In reviewing the claim history for one potential client, we saw that 60.4 percent of their claimants were prescribed narcotics and, of those, 67 percent received either a 90-day prescription or prescriptions for three or more types of opioids. With the right system of checks and balances, we believe Rx Utilization Management can not only reduce claims costs but save lives in the bargain. By combining cost-control measures like formularies and discounts with physician review of prescriptions before patients receive the medicine, the industry can do a lot to help solve “the country’s biggest drug problem.”
About Jeff Miller
Jeff joined Paladin in 2009 with more than 25 years’ experience delivering products and services to the insurance industry, including in the areas of finance, operations, managed care, health care, and software technology. His career includes 16 years at Intracorp, a wholly owned subsidiary of CIGNA Insurance and four years at Fair Isaac Corporation as vice president of the company’s Healthcare and Insurance Services unit. During his three years at Cerius Consulting, he served as vice president of Operations. In 2007, Miller formed Amplify Consulting, where he was also an adjunct professor at California State University at Fullerton, where he taught senior-level courses in strategic and entrepreneurial management. Miller received a B.A. in Business Administration from California State University at Fullerton and an M.B.A. from the University of St. Francis.

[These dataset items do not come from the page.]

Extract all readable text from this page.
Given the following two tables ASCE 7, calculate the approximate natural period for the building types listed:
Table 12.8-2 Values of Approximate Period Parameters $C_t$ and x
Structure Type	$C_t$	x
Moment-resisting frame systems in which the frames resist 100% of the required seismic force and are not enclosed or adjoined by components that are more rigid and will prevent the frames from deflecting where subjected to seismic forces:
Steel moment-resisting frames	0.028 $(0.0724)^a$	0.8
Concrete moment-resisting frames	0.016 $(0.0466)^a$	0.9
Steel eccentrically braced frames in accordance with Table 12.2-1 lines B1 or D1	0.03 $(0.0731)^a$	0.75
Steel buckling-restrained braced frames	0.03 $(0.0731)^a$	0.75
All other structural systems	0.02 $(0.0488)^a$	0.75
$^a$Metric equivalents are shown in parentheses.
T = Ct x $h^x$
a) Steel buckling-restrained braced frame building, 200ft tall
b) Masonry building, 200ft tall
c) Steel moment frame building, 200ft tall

About Paladin Managed Care Services
Paladin Managed Care Services, a wholly-owned subsidiary of SeaBright Holdings, Inc. (NYSE: SBX), is setting the industry standard for services that reduce claims costs while improving patient care. The company’s unique approach combines physician-guided care with technology-driven efficiency to achieve better results for its clients, including insurance carriers, self-insured employers, insurance pools, municipalities, and group health organizations. As the only company that involves physicians in every service—from case management and bill review to prescription approval and telephone support—Paladin is transforming managed care and delivering extraordinary results. Located in Santa Ana, California, Paladin supplements its in-house expertise with specialists from the industry’s top performing service providers to ensure the best results for clients around the country. For more information, visit www.paladinmc.com. Follow them on twitter @paladinmcs.

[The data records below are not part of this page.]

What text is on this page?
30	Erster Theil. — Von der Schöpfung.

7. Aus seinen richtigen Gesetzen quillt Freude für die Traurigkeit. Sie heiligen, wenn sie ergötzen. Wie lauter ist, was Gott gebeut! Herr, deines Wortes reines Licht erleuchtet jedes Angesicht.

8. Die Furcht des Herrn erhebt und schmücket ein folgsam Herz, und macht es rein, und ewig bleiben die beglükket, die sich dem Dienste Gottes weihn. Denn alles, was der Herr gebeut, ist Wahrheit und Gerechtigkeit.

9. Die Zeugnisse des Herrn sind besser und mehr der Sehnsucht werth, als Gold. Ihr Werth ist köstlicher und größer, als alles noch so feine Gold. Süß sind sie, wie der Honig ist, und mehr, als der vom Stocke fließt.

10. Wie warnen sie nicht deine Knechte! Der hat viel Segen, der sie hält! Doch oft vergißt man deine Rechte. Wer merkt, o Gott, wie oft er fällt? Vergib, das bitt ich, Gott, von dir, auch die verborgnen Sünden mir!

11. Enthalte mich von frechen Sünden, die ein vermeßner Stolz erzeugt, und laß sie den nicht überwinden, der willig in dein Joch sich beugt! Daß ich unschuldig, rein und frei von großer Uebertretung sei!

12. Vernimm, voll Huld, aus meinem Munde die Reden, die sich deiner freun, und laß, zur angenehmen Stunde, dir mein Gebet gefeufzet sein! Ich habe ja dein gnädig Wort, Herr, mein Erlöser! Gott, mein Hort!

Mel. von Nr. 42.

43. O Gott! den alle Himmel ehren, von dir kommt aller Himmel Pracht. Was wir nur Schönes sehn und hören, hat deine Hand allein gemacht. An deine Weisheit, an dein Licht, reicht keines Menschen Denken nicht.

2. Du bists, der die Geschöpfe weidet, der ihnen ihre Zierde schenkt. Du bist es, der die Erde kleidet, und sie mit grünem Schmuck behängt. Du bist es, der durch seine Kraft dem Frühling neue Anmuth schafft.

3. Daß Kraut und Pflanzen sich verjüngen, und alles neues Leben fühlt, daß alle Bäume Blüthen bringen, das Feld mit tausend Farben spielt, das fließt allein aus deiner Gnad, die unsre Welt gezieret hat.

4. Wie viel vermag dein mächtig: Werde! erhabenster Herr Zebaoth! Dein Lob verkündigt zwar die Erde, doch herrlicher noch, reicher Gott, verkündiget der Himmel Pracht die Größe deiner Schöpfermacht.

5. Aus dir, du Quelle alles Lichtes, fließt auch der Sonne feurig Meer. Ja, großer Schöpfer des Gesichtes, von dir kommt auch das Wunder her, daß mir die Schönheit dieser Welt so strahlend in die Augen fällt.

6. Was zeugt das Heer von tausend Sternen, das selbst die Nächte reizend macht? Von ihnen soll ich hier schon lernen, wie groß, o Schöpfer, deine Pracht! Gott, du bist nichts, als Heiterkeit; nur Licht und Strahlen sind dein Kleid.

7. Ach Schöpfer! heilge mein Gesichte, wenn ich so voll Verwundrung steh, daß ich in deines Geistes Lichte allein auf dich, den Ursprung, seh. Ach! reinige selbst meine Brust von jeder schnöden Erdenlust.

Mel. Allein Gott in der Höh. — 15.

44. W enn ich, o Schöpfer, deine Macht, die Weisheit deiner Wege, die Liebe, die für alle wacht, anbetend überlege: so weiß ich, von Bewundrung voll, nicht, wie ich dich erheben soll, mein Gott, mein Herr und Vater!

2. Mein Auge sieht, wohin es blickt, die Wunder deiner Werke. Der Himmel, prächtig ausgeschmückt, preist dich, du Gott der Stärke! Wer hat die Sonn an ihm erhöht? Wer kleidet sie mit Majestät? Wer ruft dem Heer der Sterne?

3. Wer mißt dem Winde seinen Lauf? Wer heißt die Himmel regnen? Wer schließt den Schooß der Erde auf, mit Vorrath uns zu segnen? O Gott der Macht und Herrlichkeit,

1 Damien Cave and Michael S. Schmidt, “Rise In Pill Abuse Forces New Look at U.S. Drug Fight”, New York Times, July 17 2012.
2 “The Power of Vigilance: Targeting Opioid Management Head On,” Risk & Insurance, published at riskandinsurance.com, May 1, 2012.
3 Barry Lipton, Chris Laws, Linda Li, “Workers Compensation Prescription Drug Study: 2011 Update,” NCCI Research Brief, NCCI Holdings, Inc., August 2011.
4 Substance Abuse and Mental Health Services Administration, Results from the 2010 National Survey on Drug Use and Health: Summary of National Findings, NSDUH Series H-41, HHS Publication No. (SMA) 11-4658. Rockville, MD: Substance Abuse and Mental Health Services Administration, 2011.